Vous pouvez donc entendre cette controverse sans choisir entre deux caricatures: d’un côté, une psychiatrie supposée tout expliquer; de l’autre, une société supposée guérir par le seul retour du lien social. Ces deux positions évitent le travail clinique réel.

Ce que cela change pour les patients

Pour une personne qui cherche un accompagnement, cette actualité rappelle une distinction élémentaire: une thérapie n’est ni un service de réparation individuelle, ni un programme de réinsertion morale. Elle doit partir d’une souffrance singulière, évaluer les risques, clarifier la demande et construire un cadre de travail.

Le contexte social compte. Mais il ne remplace ni l’évaluation clinique ni la responsabilité du professionnel. Nous ne devons pas utiliser la « crise de la santé mentale » comme une explication totale, encore moins comme une identité prête à porter. Une génération ne se résume pas à ses symptômes.

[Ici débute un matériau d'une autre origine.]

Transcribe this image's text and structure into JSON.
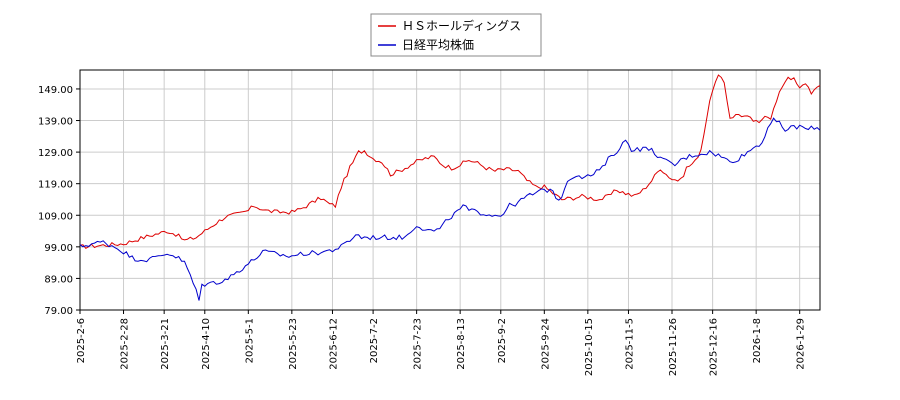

La question posée par Lyon Capitale mérite toutefois d’être maintenue ouverte: que devient le soin lorsque la souffrance individuelle est aussi alimentée par une dégradation du lien collectif? La réponse ne sera pas trouvée dans une formule générale. Elle se vérifie dans chaque prise en charge, dans la qualité de l’écoute et dans la capacité à ne pas confondre compréhension du contexte et abandon de la clinique.